Tuesday, October 29, 2013

"Sophia. You really have 10 husbands?"

So, since Mr. Narayan couldn’t host me at his house, one of the female teachers, Sita, extended the invitation. Since I’d brought a small bag thinking I would be away for the night, I was all ready to go and hopped on the back of Sita’s motorbike after school to head to her home.

We had a quiet drive dodging goats, roosters and dogs along the bumpy, dusty road past children on their way home from school, rice and lentil fields, small huts and eventually into the more populated town of Bharatpur. After being quiet for about five minutes, and possibly stringing the words together appropriately to ask the prying question, Sita said in what I would notice was her way of stating my name and then asking a question. “Sophia.” “Yes?” “You have ten husbands?” What must they think of this loose, foreigner!?

When we arrived her forewarned “Very old” mother and father in law were there to greet us as well as her husband and 2 year old baby boy.
As I struggled to stay awake reading my book, Sita came into my room and said “Sophia. You come with me.” I was hoping she was taking me to a more comfortable bed, but as I stood up, she motioned that we were going outside. “I can wear this?” I asked, referring the hideosouly unflattering maxi dress she’d stuffed me into to cover as much of my skin as possible to ensure that I would properly swelter in my sleep. “Yes. Wait.” She snatched a towel that was hanging behind the door and wrapped it around my waist, tying the two ends together at my navel, and rolling it down so it would hold and give the whole maxi-look a new dynamic. We sat out on the porch as half the street walked by and stopped in for a chat and a chance to stare at the foreigner in the hideous dress.

After conversation inevitably turned to me and my single-ness, Sita told the story about me telling the kids I had 10 husbands. The crowd was amused, if a little confused and Sita retreated into the house only to return wit h10 red bangles that she tried to put on my large hand. After the first two cheap plastic circles broke, she fetched some grease and tried folding my fingers together like an accordian, eventually sliding the bangles onto my wrists; 5 on each side. “There, one for each husband!” I exclaimed (uproarious laughter from the crowd).

As I was sitting outside on the step, reading my book as I waited for Sita to prepare for school, I was summoned inside. “Sophia. You come here.” “Yes?” I wandered into my room where Sita was standing in front of the mirror with a tube of hooker-pink lipstick that should only be worn by ladies after 2am.

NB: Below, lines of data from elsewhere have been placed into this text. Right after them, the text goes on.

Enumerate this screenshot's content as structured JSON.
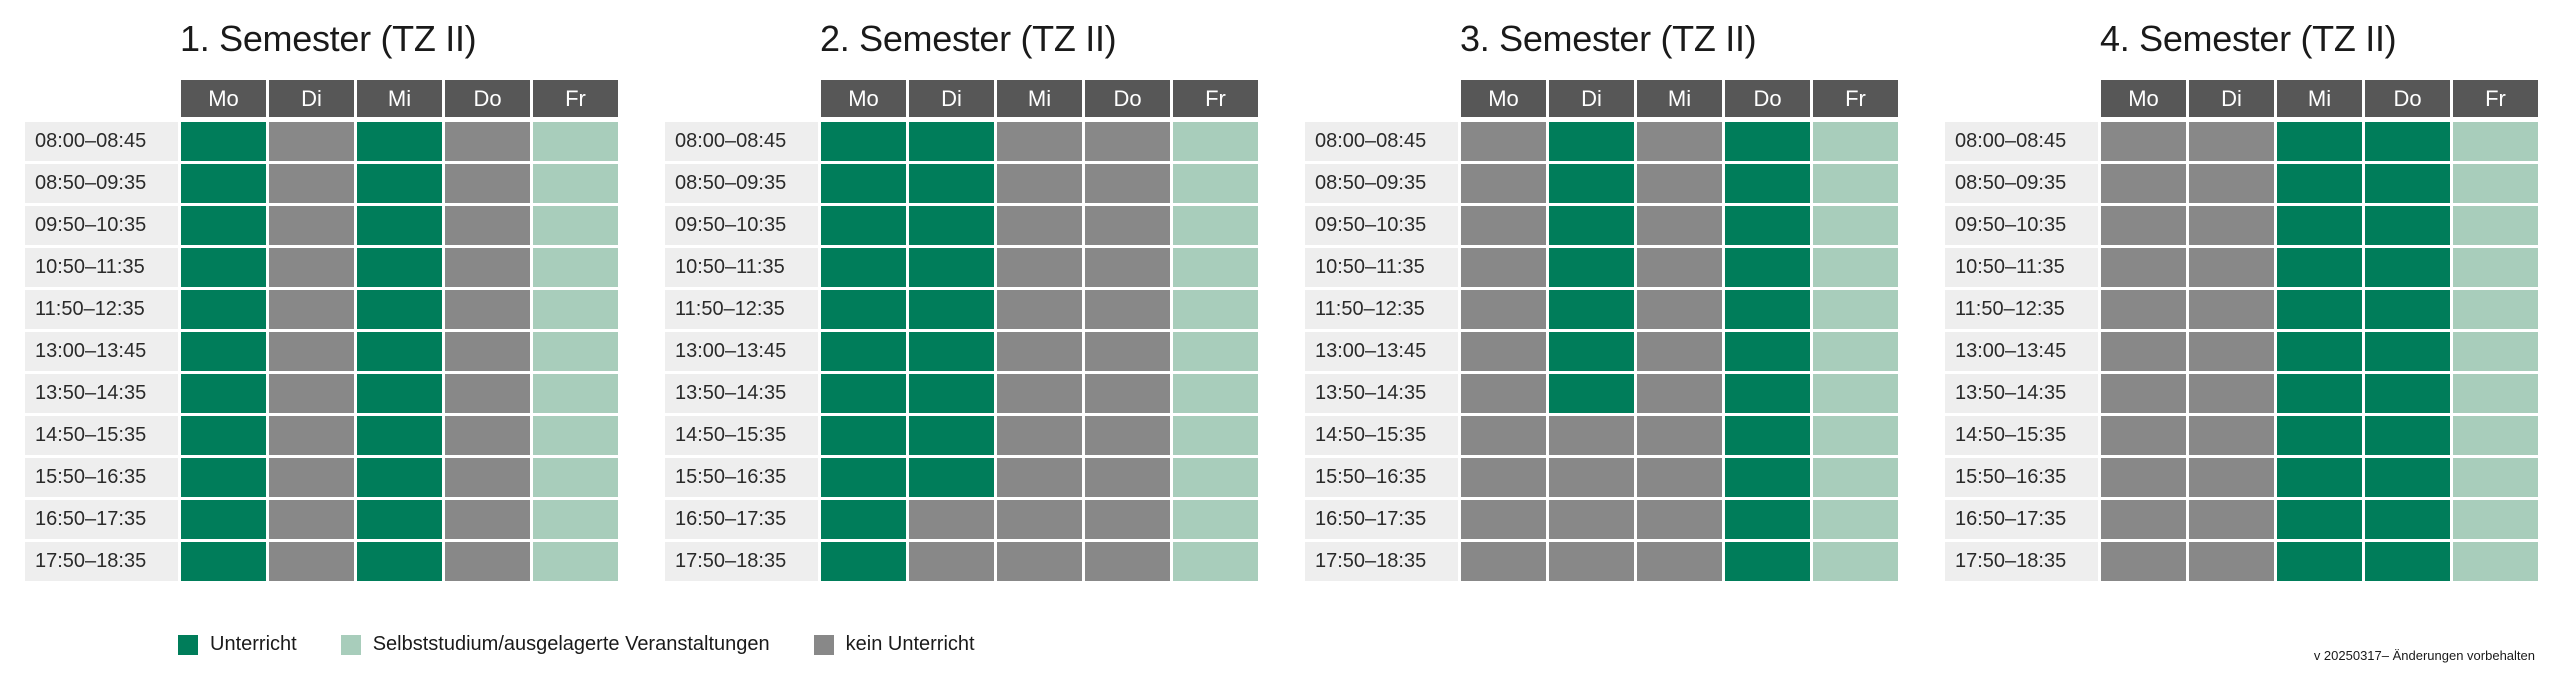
{
  "colors": {
    "unterricht": "#007d5a",
    "selbststudium": "#a8cdbb",
    "kein": "#888888",
    "header": "#575757",
    "time_bg": "#eeeeee"
  },
  "days": [
    "Mo",
    "Di",
    "Mi",
    "Do",
    "Fr"
  ],
  "times": [
    "08:00–08:45",
    "08:50–09:35",
    "09:50–10:35",
    "10:50–11:35",
    "11:50–12:35",
    "13:00–13:45",
    "13:50–14:35",
    "14:50–15:35",
    "15:50–16:35",
    "16:50–17:35",
    "17:50–18:35"
  ],
  "semesters": [
    {
      "title": "1. Semester (TZ II)",
      "schedule": [
        [
          "U",
          "K",
          "U",
          "K",
          "S"
        ],
        [
          "U",
          "K",
          "U",
          "K",
          "S"
        ],
        [
          "U",
          "K",
          "U",
          "K",
          "S"
        ],
        [
          "U",
          "K",
          "U",
          "K",
          "S"
        ],
        [
          "U",
          "K",
          "U",
          "K",
          "S"
        ],
        [
          "U",
          "K",
          "U",
          "K",
          "S"
        ],
        [
          "U",
          "K",
          "U",
          "K",
          "S"
        ],
        [
          "U",
          "K",
          "U",
          "K",
          "S"
        ],
        [
          "U",
          "K",
          "U",
          "K",
          "S"
        ],
        [
          "U",
          "K",
          "U",
          "K",
          "S"
        ],
        [
          "U",
          "K",
          "U",
          "K",
          "S"
        ]
      ]
    },
    {
      "title": "2. Semester (TZ II)",
      "schedule": [
        [
          "U",
          "U",
          "K",
          "K",
          "S"
        ],
        [
          "U",
          "U",
          "K",
          "K",
          "S"
        ],
        [
          "U",
          "U",
          "K",
          "K",
          "S"
        ],
        [
          "U",
          "U",
          "K",
          "K",
          "S"
        ],
        [
          "U",
          "U",
          "K",
          "K",
          "S"
        ],
        [
          "U",
          "U",
          "K",
          "K",
          "S"
        ],
        [
          "U",
          "U",
          "K",
          "K",
          "S"
        ],
        [
          "U",
          "U",
          "K",
          "K",
          "S"
        ],
        [
          "U",
          "U",
          "K",
          "K",
          "S"
        ],
        [
          "U",
          "K",
          "K",
          "K",
          "S"
        ],
        [
          "U",
          "K",
          "K",
          "K",
          "S"
        ]
      ]
    },
    {
      "title": "3. Semester (TZ II)",
      "schedule": [
        [
          "K",
          "U",
          "K",
          "U",
          "S"
        ],
        [
          "K",
          "U",
          "K",
          "U",
          "S"
        ],
        [
          "K",
          "U",
          "K",
          "U",
          "S"
        ],
        [
          "K",
          "U",
          "K",
          "U",
          "S"
        ],
        [
          "K",
          "U",
          "K",
          "U",
          "S"
        ],
        [
          "K",
          "U",
          "K",
          "U",
          "S"
        ],
        [
          "K",
          "U",
          "K",
          "U",
          "S"
        ],
        [
          "K",
          "K",
          "K",
          "U",
          "S"
        ],
        [
          "K",
          "K",
          "K",
          "U",
          "S"
        ],
        [
          "K",
          "K",
          "K",
          "U",
          "S"
        ],
        [
          "K",
          "K",
          "K",
          "U",
          "S"
        ]
      ]
    },
    {
      "title": "4. Semester (TZ II)",
      "schedule": [
        [
          "K",
          "K",
          "U",
          "U",
          "S"
        ],
        [
          "K",
          "K",
          "U",
          "U",
          "S"
        ],
        [
          "K",
          "K",
          "U",
          "U",
          "S"
        ],
        [
          "K",
          "K",
          "U",
          "U",
          "S"
        ],
        [
          "K",
          "K",
          "U",
          "U",
          "S"
        ],
        [
          "K",
          "K",
          "U",
          "U",
          "S"
        ],
        [
          "K",
          "K",
          "U",
          "U",
          "S"
        ],
        [
          "K",
          "K",
          "U",
          "U",
          "S"
        ],
        [
          "K",
          "K",
          "U",
          "U",
          "S"
        ],
        [
          "K",
          "K",
          "U",
          "U",
          "S"
        ],
        [
          "K",
          "K",
          "U",
          "U",
          "S"
        ]
      ]
    }
  ],
  "legend": [
    {
      "key": "U",
      "label": "Unterricht"
    },
    {
      "key": "S",
      "label": "Selbststudium/ausgelagerte Veranstaltungen"
    },
    {
      "key": "K",
      "label": "kein Unterricht"
    }
  ],
  "version_note": "v 20250317– Änderungen vorbehalten"
}
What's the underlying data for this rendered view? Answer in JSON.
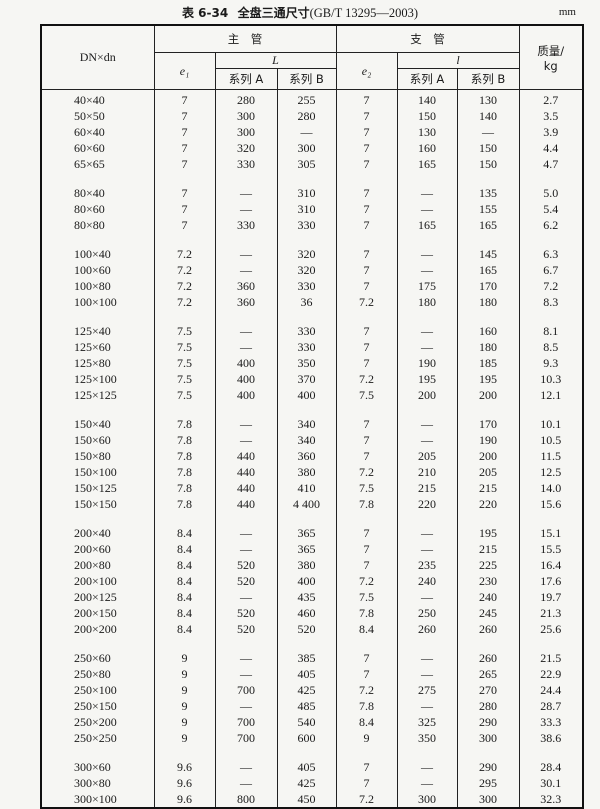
{
  "caption": {
    "number": "表 6-34",
    "title": "全盘三通尺寸",
    "standard": "(GB/T 13295—2003)",
    "unit": "mm"
  },
  "headers": {
    "dn": "DN×dn",
    "main_pipe": "主　管",
    "branch_pipe": "支　管",
    "e1": "e₁",
    "L": "L",
    "e2": "e₂",
    "l": "l",
    "series_a": "系列 A",
    "series_b": "系列 B",
    "mass": "质量/",
    "mass_unit": "kg"
  },
  "groups": [
    [
      [
        "40×40",
        "7",
        "280",
        "255",
        "7",
        "140",
        "130",
        "2.7"
      ],
      [
        "50×50",
        "7",
        "300",
        "280",
        "7",
        "150",
        "140",
        "3.5"
      ],
      [
        "60×40",
        "7",
        "300",
        "—",
        "7",
        "130",
        "—",
        "3.9"
      ],
      [
        "60×60",
        "7",
        "320",
        "300",
        "7",
        "160",
        "150",
        "4.4"
      ],
      [
        "65×65",
        "7",
        "330",
        "305",
        "7",
        "165",
        "150",
        "4.7"
      ]
    ],
    [
      [
        "80×40",
        "7",
        "—",
        "310",
        "7",
        "—",
        "135",
        "5.0"
      ],
      [
        "80×60",
        "7",
        "—",
        "310",
        "7",
        "—",
        "155",
        "5.4"
      ],
      [
        "80×80",
        "7",
        "330",
        "330",
        "7",
        "165",
        "165",
        "6.2"
      ]
    ],
    [
      [
        "100×40",
        "7.2",
        "—",
        "320",
        "7",
        "—",
        "145",
        "6.3"
      ],
      [
        "100×60",
        "7.2",
        "—",
        "320",
        "7",
        "—",
        "165",
        "6.7"
      ],
      [
        "100×80",
        "7.2",
        "360",
        "330",
        "7",
        "175",
        "170",
        "7.2"
      ],
      [
        "100×100",
        "7.2",
        "360",
        "36",
        "7.2",
        "180",
        "180",
        "8.3"
      ]
    ],
    [
      [
        "125×40",
        "7.5",
        "—",
        "330",
        "7",
        "—",
        "160",
        "8.1"
      ],
      [
        "125×60",
        "7.5",
        "—",
        "330",
        "7",
        "—",
        "180",
        "8.5"
      ],
      [
        "125×80",
        "7.5",
        "400",
        "350",
        "7",
        "190",
        "185",
        "9.3"
      ],
      [
        "125×100",
        "7.5",
        "400",
        "370",
        "7.2",
        "195",
        "195",
        "10.3"
      ],
      [
        "125×125",
        "7.5",
        "400",
        "400",
        "7.5",
        "200",
        "200",
        "12.1"
      ]
    ],
    [
      [
        "150×40",
        "7.8",
        "—",
        "340",
        "7",
        "—",
        "170",
        "10.1"
      ],
      [
        "150×60",
        "7.8",
        "—",
        "340",
        "7",
        "—",
        "190",
        "10.5"
      ],
      [
        "150×80",
        "7.8",
        "440",
        "360",
        "7",
        "205",
        "200",
        "11.5"
      ],
      [
        "150×100",
        "7.8",
        "440",
        "380",
        "7.2",
        "210",
        "205",
        "12.5"
      ],
      [
        "150×125",
        "7.8",
        "440",
        "410",
        "7.5",
        "215",
        "215",
        "14.0"
      ],
      [
        "150×150",
        "7.8",
        "440",
        "4 400",
        "7.8",
        "220",
        "220",
        "15.6"
      ]
    ],
    [
      [
        "200×40",
        "8.4",
        "—",
        "365",
        "7",
        "—",
        "195",
        "15.1"
      ],
      [
        "200×60",
        "8.4",
        "—",
        "365",
        "7",
        "—",
        "215",
        "15.5"
      ],
      [
        "200×80",
        "8.4",
        "520",
        "380",
        "7",
        "235",
        "225",
        "16.4"
      ],
      [
        "200×100",
        "8.4",
        "520",
        "400",
        "7.2",
        "240",
        "230",
        "17.6"
      ],
      [
        "200×125",
        "8.4",
        "—",
        "435",
        "7.5",
        "—",
        "240",
        "19.7"
      ],
      [
        "200×150",
        "8.4",
        "520",
        "460",
        "7.8",
        "250",
        "245",
        "21.3"
      ],
      [
        "200×200",
        "8.4",
        "520",
        "520",
        "8.4",
        "260",
        "260",
        "25.6"
      ]
    ],
    [
      [
        "250×60",
        "9",
        "—",
        "385",
        "7",
        "—",
        "260",
        "21.5"
      ],
      [
        "250×80",
        "9",
        "—",
        "405",
        "7",
        "—",
        "265",
        "22.9"
      ],
      [
        "250×100",
        "9",
        "700",
        "425",
        "7.2",
        "275",
        "270",
        "24.4"
      ],
      [
        "250×150",
        "9",
        "—",
        "485",
        "7.8",
        "—",
        "280",
        "28.7"
      ],
      [
        "250×200",
        "9",
        "700",
        "540",
        "8.4",
        "325",
        "290",
        "33.3"
      ],
      [
        "250×250",
        "9",
        "700",
        "600",
        "9",
        "350",
        "300",
        "38.6"
      ]
    ],
    [
      [
        "300×60",
        "9.6",
        "—",
        "405",
        "7",
        "—",
        "290",
        "28.4"
      ],
      [
        "300×80",
        "9.6",
        "—",
        "425",
        "7",
        "—",
        "295",
        "30.1"
      ],
      [
        "300×100",
        "9.6",
        "800",
        "450",
        "7.2",
        "300",
        "300",
        "32.3"
      ]
    ]
  ]
}
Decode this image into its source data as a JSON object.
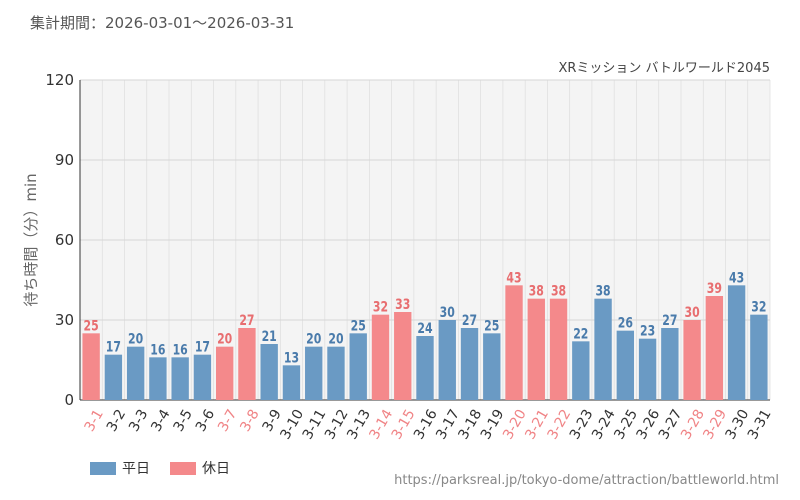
{
  "header": {
    "period": "集計期間：2026-03-01～2026-03-31"
  },
  "source_url": "https://parksreal.jp/tokyo-dome/attraction/battleworld.html",
  "colors": {
    "weekday": "#6a9ac4",
    "holiday": "#f4898b",
    "plot_bg": "#f4f4f4",
    "grid": "#dddddd",
    "axis_text": "#333333"
  },
  "legend": [
    {
      "key": "weekday",
      "label": "平日"
    },
    {
      "key": "holiday",
      "label": "休日"
    }
  ],
  "chart_data": {
    "type": "bar",
    "title": "XRミッション バトルワールド2045",
    "ylabel": "待ち時間（分）min",
    "xlabel": "",
    "ylim": [
      0,
      120
    ],
    "yticks": [
      0,
      30,
      60,
      90,
      120
    ],
    "grid": true,
    "legend_position": "bottom-left",
    "categories": [
      "3-1",
      "3-2",
      "3-3",
      "3-4",
      "3-5",
      "3-6",
      "3-7",
      "3-8",
      "3-9",
      "3-10",
      "3-11",
      "3-12",
      "3-13",
      "3-14",
      "3-15",
      "3-16",
      "3-17",
      "3-18",
      "3-19",
      "3-20",
      "3-21",
      "3-22",
      "3-23",
      "3-24",
      "3-25",
      "3-26",
      "3-27",
      "3-28",
      "3-29",
      "3-30",
      "3-31"
    ],
    "values": [
      25,
      17,
      20,
      16,
      16,
      17,
      20,
      27,
      21,
      13,
      20,
      20,
      25,
      32,
      33,
      24,
      30,
      27,
      25,
      43,
      38,
      38,
      22,
      38,
      26,
      23,
      27,
      30,
      39,
      43,
      32
    ],
    "day_type": [
      "holiday",
      "weekday",
      "weekday",
      "weekday",
      "weekday",
      "weekday",
      "holiday",
      "holiday",
      "weekday",
      "weekday",
      "weekday",
      "weekday",
      "weekday",
      "holiday",
      "holiday",
      "weekday",
      "weekday",
      "weekday",
      "weekday",
      "holiday",
      "holiday",
      "holiday",
      "weekday",
      "weekday",
      "weekday",
      "weekday",
      "weekday",
      "holiday",
      "holiday",
      "weekday",
      "weekday"
    ]
  }
}
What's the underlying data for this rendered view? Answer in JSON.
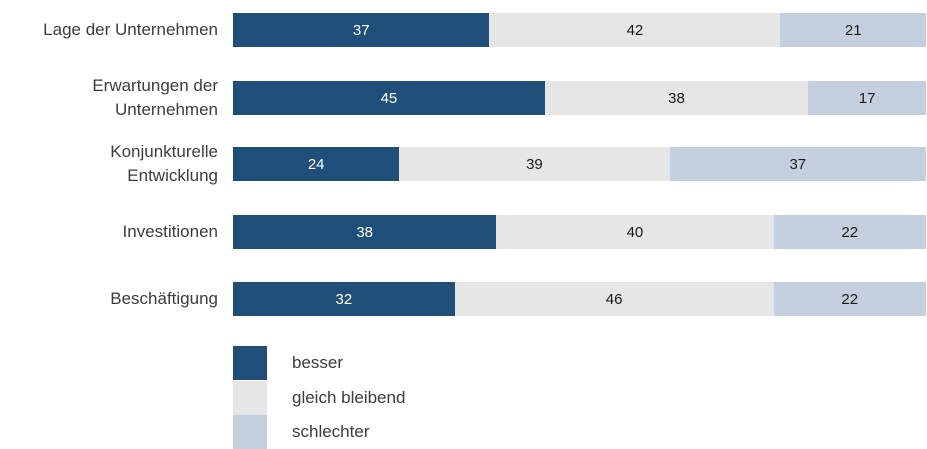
{
  "chart_data": {
    "type": "bar",
    "orientation": "horizontal",
    "stacked": true,
    "categories": [
      "Lage der Unternehmen",
      "Erwartungen der\nUnternehmen",
      "Konjunkturelle\nEntwicklung",
      "Investitionen",
      "Beschäftigung"
    ],
    "series": [
      {
        "name": "besser",
        "color": "#1f4e79",
        "values": [
          37,
          45,
          24,
          38,
          32
        ]
      },
      {
        "name": "gleich bleibend",
        "color": "#e6e6e6",
        "values": [
          42,
          38,
          39,
          40,
          46
        ]
      },
      {
        "name": "schlechter",
        "color": "#c5d0de",
        "values": [
          21,
          17,
          37,
          22,
          22
        ]
      }
    ],
    "xlim": [
      0,
      100
    ],
    "grid": false,
    "legend_position": "bottom-left",
    "label_colors": {
      "besser": "#ffffff",
      "gleich bleibend": "#1a1a1a",
      "schlechter": "#1a1a1a"
    }
  }
}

She motioned for me to apply after she had smeared it onto her own face and was wiping away the enlarged clown-smile she had drawn on half her face.

“Ummm…hmmm, ya know I don’t usually wear lipstick.” She continued to hold the tube in front of me, clearly thinking that it was about time I start. “Okie dokie.” Why the hell not? Can I keep the maxi dress, too?


I asked if we could get a photo of the entire family and as I was waiting for everyone to assemble on the step, Sita’s father-in-law spoke to me in Nepali, gesturing with his hands and looking down the road like he was telling me to get the hell out of his house and never come back. One of the neighbours, a guy my age who spoke fairly good English, translated that “He says he wants you to come back again.” I’d learned the night before that this man who stood up and sat down with the agility of a 10 year old, was actually 85 and healthy as a horse, does his walking and exercises in the morning bright and early and eats properly and doesn’t smoke. I bet he gets into the whiskey when the time is right, though.